Factors and outcomes related to clinical inertia in systemic lupus erythematosus: a multicentre LUNA cohort study.

Abstract

OBJECTIVES This study aimed to identify predictors of clinical inertia in systemic lupus erythematosus (SLE) management and to evaluate its impact on clinical outcomes. METHODS A historical cohort study was conducted using data from the multicentre LUNA cohort in Japan.
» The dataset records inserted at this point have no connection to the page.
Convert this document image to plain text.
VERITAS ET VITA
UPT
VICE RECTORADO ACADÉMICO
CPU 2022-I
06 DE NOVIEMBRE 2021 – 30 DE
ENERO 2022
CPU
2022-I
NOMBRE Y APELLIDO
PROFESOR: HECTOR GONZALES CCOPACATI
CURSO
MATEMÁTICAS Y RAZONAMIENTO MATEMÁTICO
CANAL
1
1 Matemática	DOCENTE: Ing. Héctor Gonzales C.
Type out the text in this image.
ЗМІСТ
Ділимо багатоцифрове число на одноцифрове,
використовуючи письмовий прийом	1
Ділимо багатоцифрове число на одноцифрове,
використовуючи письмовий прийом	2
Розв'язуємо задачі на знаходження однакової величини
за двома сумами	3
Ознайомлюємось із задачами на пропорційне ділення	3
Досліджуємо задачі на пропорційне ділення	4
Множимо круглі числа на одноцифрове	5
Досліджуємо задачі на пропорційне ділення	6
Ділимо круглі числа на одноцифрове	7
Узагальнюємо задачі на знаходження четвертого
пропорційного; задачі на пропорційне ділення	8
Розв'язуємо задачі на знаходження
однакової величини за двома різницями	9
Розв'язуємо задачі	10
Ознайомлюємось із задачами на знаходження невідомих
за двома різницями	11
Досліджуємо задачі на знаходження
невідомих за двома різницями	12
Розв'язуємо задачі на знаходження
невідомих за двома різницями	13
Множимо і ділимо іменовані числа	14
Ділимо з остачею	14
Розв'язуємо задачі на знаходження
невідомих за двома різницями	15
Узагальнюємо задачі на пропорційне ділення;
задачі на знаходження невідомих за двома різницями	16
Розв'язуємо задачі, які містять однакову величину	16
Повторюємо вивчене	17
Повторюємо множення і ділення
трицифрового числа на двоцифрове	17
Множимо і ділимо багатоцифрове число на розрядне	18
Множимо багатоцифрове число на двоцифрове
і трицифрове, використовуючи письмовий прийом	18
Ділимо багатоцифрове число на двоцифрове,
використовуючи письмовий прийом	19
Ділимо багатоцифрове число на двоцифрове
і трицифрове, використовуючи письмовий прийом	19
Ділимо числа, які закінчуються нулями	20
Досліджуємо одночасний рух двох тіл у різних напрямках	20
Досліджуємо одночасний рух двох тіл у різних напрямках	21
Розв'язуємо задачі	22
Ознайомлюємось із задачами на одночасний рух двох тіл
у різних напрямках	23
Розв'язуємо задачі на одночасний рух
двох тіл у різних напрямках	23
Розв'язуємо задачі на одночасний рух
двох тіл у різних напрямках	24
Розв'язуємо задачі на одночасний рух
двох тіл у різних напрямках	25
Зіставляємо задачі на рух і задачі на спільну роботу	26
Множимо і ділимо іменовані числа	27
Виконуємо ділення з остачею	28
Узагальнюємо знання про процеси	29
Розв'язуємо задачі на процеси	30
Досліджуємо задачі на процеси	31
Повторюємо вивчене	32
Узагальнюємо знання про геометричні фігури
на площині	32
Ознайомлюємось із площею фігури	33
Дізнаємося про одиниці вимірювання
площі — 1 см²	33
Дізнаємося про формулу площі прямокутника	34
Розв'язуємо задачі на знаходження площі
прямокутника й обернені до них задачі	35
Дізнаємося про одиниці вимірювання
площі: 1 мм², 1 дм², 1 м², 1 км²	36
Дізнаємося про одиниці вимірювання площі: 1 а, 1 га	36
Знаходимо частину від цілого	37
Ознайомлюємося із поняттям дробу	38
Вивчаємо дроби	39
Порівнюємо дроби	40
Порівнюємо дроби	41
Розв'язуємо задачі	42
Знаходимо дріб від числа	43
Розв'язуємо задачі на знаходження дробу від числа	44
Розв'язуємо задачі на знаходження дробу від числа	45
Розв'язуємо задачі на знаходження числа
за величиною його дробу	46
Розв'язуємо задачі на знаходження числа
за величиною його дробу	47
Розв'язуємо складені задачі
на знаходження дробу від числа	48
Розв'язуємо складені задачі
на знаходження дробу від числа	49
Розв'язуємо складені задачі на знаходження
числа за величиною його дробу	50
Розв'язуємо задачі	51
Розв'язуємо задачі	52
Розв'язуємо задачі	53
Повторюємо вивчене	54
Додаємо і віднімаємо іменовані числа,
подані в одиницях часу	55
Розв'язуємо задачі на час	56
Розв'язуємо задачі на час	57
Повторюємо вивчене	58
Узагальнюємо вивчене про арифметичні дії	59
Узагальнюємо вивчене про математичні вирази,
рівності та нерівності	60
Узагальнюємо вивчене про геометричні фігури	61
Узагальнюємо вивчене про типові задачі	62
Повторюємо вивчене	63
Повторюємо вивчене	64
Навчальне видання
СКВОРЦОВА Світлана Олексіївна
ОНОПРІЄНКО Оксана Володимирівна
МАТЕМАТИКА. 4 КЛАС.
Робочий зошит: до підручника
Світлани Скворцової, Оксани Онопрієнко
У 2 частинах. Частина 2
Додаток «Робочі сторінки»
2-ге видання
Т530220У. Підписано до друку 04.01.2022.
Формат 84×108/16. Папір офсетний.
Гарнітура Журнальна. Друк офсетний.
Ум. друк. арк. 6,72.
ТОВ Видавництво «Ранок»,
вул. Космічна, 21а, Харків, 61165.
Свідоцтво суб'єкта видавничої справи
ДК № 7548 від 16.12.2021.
The 365 patients with active disease 1 year before baseline (SLE Disease Activity Index score >4 or active gastrointestinal lesions or haemolytic anaemia) were classified by baseline disease activity and treatment intensification status over 1 year into non-intensification (n = 247) vs intensification (n = 118) groups. Furthermore, the clinical inertia group (n = 116), defined as sustained active disease without intensification, was compared with the non-clinical inertia group (n = 249), which comprised all other patients. Regression analyses assessed predictors and outcomes, including damage accrual, disease activity, quality of life (QoL), and patient satisfaction. RESULTS Non-intensification was associated with larger increases in glucocorticoid-related damage, while clinical inertia was linked to greater increases in overall and glucocorticoid-related damage. Non-intensification and clinical inertia correlated with a tendency towards reduced QoL across several domains. Hydroxychloroquine use and fewer concomitant immunosuppressants predicted non-intensification of treatment, whereas female sex and greater damage accrual predicted clinical inertia; older age showed similar but non-significant trends for both outcomes. CONCLUSION Because clinical inertia can drive damage accrual and QoL deterioration, avoiding clinical inertia is a therapeutic priority. Regular reassessment of treatment strategy is essential for older patients, women, and those with greater damage. Proactive tailoring of treatment to individual risk profiles can arrest clinical inertia and improve long-term outcomes.